Never Do Without You: Adding the seasoning

Back in 2021, my friend Jesse Thorn interviewed two of my creative heroes, Jimmy Jam and Terry Lewis, for an absolutely indispensible episode of Bullseye. The whole show is incredible, but the highlight for me is at the 47:43 mark:

Jesse: I have a friend who is king nerd of the Minneapolis sound. Just one of the greatest nerds of every tributary of that river—not least of which is your work. And he heard I was doing this interview and he sent me this stem that I wanted to play. So, this is from—and just ‘cause I just loved hearing it. So, first I wanna play a little bit of a hit that you guys made with Janet Jackson called “Love Would Never Do Without You”.

[Love Would Never Do plays]

Jesse: So, like, when I hear that record, I hear a lot of the—a lot of the kind of signatures of the especially kind of upbeat records that you made with Janet Jackson. Right? Janet has this beautiful—this beautiful light voice that always feels like it’s flying no matter what she’s singing. And you’re backing that up with those—you know, with those hard drums. You know, boom-BOP! You know? But he sent me—the stem that he sent me, and he like—he sent me a timecode. He wanted me to hear this particular—was the synth. Just halfway through the record. So, I just wanna play a little bit of that.

[plays the funkiest organ riff you've ever heard in your goddamn life]

Jesse: So, I gotta take us out of that or else I’ll just—

Terry: Ooooh, that’s funky.

Jesse: I’ll just listen to it all day long.

Jimmy: Yeah. That was my—that was my attempt at Sly and the Family Stone, right there. [Jesse and Terry laugh.] But played on a—played on a—played on an OB-8. That’s an OB-8 organ. It’s—A5 is the setting on the OB-8, on the original settings, that’s what that is. I know exactly the sound. That’s funky.

Jesse: What’s wild to me about that is that that is like a complimentary piece in this song. Right? Like, as I described, like as a casual listener to that hit record, I’m hearing Janet and I’m hearing that drum track. You know? And I’m hearing choruses of vocals. You know, you’ve got the kind of big call and response-y type deal going on. You know, there’s a lot of things going on in that song. And that part [chuckling] is so distinctive and so funky and it’s just in there. You know what I mean? Like, it’s just a piece of the puzzle.

Jimmy: It’s—yeah. You know, that’s the seasoning. When I—when we do—I talk all the time about the seasoning and stuff. It’s like when you cook in the kitchen. Right? You know, when you taste the food, you just taste it and it either tastes good or it doesn’t taste good. But if you’re an actual chef when you taste the food, you’re not only tasting that it tastes good overall, but you’re also deciphering all of the seasonings that are in there. So, that organ part is one of those things that you don’t necessarily hear it, but you feel it. Like if you take it out, it doesn’t feel the same. Like a certain spice, if you take it out, it doesn’t taste the same. Andi it’s not even that you’re tasting the spice, but you can taste when it’s not there. I love music nerds, because I’m a music nerd myself and I love when there’s things in there that only music nerds would ever hear or appreciate what they are. Because I just think it’s important. And I think to the casual listener—like I say, they don’t know that it’s there, but they know the way that it makes them feel when they hear it. You know? So, that’s cool. I—that’s awesome. I haven’t heard that part broken out like that before, either. So, that’s very cool.

The Spice

The reason this conversation (and this riff!) stuck with me so much is because it speaks to the care, and the craft, and the belief that people will really hear what you're doing, even years or decades later, and know the love and the funk and the soul that went into making something.

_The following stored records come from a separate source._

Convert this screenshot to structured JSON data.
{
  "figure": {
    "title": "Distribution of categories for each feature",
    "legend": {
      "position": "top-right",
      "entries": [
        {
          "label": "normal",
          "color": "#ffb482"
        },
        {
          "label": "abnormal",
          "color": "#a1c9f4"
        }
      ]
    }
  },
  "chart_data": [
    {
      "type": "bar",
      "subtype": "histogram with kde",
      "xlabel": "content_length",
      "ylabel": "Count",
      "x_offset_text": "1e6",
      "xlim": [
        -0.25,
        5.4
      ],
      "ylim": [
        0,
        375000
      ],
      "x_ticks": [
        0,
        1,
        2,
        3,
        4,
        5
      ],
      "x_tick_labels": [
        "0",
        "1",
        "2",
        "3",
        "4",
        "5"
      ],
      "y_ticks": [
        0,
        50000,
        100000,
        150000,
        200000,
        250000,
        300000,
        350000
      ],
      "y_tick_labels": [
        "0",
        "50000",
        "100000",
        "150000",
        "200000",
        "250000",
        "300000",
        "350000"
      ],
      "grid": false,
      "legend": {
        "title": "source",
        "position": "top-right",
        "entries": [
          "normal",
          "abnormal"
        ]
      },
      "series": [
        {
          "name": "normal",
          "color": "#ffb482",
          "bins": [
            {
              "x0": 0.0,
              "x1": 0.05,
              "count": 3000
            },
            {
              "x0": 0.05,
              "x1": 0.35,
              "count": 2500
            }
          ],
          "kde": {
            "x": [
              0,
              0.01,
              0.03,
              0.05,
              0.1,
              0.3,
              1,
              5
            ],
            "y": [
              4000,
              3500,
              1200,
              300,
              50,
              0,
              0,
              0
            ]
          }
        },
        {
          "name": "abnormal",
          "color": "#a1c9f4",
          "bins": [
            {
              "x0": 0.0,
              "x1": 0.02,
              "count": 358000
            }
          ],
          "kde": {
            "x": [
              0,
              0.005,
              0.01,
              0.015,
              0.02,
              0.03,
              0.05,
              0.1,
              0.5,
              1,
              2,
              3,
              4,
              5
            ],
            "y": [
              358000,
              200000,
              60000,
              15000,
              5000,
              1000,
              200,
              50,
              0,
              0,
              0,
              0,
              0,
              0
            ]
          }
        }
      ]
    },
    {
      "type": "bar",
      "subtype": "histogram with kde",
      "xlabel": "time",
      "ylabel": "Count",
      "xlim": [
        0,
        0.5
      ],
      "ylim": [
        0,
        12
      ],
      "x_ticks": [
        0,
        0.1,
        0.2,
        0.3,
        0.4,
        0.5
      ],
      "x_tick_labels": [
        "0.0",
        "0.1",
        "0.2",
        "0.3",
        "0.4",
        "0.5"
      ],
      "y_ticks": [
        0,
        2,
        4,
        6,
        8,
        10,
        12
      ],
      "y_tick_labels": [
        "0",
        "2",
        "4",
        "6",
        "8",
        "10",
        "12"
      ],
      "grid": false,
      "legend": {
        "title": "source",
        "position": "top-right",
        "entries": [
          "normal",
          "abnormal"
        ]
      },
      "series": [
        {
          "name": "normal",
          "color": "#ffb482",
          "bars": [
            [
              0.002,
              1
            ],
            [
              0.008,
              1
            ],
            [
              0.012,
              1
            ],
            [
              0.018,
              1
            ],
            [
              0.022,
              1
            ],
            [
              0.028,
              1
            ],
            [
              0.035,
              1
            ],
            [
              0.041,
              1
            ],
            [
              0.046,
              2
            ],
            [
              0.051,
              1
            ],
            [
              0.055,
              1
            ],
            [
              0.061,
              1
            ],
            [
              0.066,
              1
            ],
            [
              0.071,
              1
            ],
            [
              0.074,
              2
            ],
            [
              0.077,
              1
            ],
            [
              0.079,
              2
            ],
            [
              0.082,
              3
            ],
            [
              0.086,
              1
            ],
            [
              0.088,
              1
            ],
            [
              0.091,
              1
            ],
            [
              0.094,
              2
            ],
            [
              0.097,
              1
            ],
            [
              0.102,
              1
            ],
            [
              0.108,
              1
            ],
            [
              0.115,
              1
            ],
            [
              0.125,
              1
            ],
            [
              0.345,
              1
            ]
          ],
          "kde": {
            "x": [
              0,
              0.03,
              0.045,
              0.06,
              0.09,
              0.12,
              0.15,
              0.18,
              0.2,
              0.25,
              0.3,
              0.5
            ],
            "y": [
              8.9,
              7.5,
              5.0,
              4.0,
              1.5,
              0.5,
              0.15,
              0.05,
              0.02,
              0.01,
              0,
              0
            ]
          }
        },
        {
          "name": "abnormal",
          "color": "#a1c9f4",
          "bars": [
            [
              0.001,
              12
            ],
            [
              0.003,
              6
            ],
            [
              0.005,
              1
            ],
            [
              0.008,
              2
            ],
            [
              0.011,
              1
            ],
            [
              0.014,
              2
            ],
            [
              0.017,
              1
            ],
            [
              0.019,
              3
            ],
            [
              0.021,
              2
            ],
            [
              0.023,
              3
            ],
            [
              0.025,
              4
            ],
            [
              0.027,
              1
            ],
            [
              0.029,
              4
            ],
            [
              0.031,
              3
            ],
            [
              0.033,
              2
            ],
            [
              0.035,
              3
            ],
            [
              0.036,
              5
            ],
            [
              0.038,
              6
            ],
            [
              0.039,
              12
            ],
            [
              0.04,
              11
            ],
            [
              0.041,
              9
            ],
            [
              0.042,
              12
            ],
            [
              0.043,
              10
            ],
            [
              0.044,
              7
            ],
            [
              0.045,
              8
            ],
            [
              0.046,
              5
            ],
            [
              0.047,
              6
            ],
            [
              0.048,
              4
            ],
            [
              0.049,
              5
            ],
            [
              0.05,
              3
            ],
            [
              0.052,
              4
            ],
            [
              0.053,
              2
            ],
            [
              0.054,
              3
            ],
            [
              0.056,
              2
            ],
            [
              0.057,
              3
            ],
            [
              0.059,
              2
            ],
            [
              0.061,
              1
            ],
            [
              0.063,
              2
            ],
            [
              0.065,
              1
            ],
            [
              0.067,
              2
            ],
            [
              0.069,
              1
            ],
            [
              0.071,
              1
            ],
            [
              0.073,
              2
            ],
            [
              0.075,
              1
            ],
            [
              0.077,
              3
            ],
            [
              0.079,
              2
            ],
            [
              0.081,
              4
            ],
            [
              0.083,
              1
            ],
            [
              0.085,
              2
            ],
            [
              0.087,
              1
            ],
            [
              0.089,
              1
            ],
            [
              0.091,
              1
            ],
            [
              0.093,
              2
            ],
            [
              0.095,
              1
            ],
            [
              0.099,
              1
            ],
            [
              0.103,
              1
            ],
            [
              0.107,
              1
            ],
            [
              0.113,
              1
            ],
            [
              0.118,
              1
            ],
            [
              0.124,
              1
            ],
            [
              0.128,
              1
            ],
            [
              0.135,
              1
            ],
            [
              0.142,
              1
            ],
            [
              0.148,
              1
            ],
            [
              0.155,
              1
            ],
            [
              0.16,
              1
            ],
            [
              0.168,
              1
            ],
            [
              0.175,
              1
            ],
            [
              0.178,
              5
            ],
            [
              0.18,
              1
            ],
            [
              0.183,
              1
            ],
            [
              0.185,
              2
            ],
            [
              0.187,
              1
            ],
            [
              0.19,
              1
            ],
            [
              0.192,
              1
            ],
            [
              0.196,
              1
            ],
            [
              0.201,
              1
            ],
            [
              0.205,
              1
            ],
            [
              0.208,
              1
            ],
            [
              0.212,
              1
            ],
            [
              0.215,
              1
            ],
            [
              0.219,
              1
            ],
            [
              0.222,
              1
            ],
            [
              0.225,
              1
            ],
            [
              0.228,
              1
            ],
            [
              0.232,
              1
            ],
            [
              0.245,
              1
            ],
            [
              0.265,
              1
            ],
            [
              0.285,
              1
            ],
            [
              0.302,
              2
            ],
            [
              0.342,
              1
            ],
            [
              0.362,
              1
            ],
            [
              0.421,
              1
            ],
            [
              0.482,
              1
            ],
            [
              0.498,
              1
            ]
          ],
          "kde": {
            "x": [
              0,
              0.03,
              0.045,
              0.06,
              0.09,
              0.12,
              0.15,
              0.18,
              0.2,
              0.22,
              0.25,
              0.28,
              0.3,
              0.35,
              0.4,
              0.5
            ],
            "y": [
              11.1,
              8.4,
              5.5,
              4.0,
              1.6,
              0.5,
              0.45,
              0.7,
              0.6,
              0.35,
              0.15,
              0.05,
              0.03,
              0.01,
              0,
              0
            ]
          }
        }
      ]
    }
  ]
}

Early the covid pandemic, when everyone was hanging out on Instagram live listening to DJ sets, I found myself listening in the wee hours of the night to one of Questlove's DJ sets, and reflecting on some of the beautiful details that buried in the mix. In doing so, I said that sometimes you have to "squint your ears", and one of the people who reacted most enthusiastically to that conversation was Jimmy Jam, who understood instinctively that this was just another way of getting to what he calls here the "right spices" to have in the mix.

I've constantly been inspired by someone like Jimmy because he can operate both at the most foundational level of being a brilliant working musician who instinctively knows how to make a timeless groove, and he can be one of the most effective and influential executives in the entire recording industry by leading the Recording Academy. Being able to keep the head and the heart so closely in sync while pursuing a legendary career and never, ever compromising is honestly the dream.

And being able to seamlessly articulate why he had such a funky little gift hidden for us in one of Janet's greatest songs gives me so much hope that maybe the rest of us can create that kind of greatness too.